Paleo aka Caveman Diet. The premise of Paleo is that our ancestors evolved over millions of years to eat a certain diet. Agriculture has existed around 10,000 years, and much less in most of the world. That is not nearly long enough for us to have evolved to eat grains, legumes and seed oils. Therefore these foods are not healthy for us to eat. Most followers of Paleo no longer have a rigid “if cavemen didn’t eat it neither should we” attitude. “Primitive” isn’t always best. See Masterjohn on primitive wisdom.
While Price and others have made valuable contributions to ancestral health, I believe you cannot reach excellent health nor maintain a healthy weight without eliminating most grains. Just soaking, a la Price Foundation is not enough.

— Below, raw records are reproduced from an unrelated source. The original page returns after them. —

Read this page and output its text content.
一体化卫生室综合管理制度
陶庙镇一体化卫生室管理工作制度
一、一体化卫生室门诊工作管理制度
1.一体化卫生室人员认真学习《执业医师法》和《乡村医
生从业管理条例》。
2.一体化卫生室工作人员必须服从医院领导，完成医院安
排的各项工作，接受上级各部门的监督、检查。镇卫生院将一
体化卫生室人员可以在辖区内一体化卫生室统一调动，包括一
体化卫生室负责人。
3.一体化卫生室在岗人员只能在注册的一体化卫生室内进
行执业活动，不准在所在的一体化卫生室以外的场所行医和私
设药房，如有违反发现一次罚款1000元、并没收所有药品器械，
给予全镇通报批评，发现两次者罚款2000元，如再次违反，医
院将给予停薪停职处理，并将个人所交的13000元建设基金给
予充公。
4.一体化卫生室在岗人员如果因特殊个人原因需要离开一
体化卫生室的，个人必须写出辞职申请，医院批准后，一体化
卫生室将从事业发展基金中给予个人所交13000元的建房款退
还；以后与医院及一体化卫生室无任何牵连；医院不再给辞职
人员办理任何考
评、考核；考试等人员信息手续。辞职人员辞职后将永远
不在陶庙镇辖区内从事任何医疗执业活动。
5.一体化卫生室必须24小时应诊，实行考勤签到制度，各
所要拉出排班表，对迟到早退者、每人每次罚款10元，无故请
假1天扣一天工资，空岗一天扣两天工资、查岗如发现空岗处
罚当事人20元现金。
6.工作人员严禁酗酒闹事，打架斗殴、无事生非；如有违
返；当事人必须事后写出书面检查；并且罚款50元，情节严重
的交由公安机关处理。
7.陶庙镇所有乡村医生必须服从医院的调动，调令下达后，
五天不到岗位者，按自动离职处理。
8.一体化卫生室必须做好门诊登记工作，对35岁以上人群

Primal Blueprint by Mark Sisson takes the general premise of Paleo and expands it to a complete lifestyle. His approach is to ask how paleolithic hunters and gatherers did something then explore what implications it has for modern life. Primal is my main orientation and the posts in this blog reflect that fact. I somewhat hesitate to send people to Mark’s blog because the day’s subject could be anything from meditation to a cage fighter’s success with the blueprint. Read more than one post before you judge. In the Mark’s Daily Apple forum, my handle is Hedonist2.
Recent Developments: Theorists in the Paleo tradition, Paul and Shou-Ching Jaminet and Kurt Harris, have taken a more moderate attitude toward carbs such as potatoes and white rice. Billions of people depend on rice, beans, corn and other foods excluded by strict Primal and Paleo. These strict versions may be great for financially well off people in wealthy countries but they are useless for much of the world.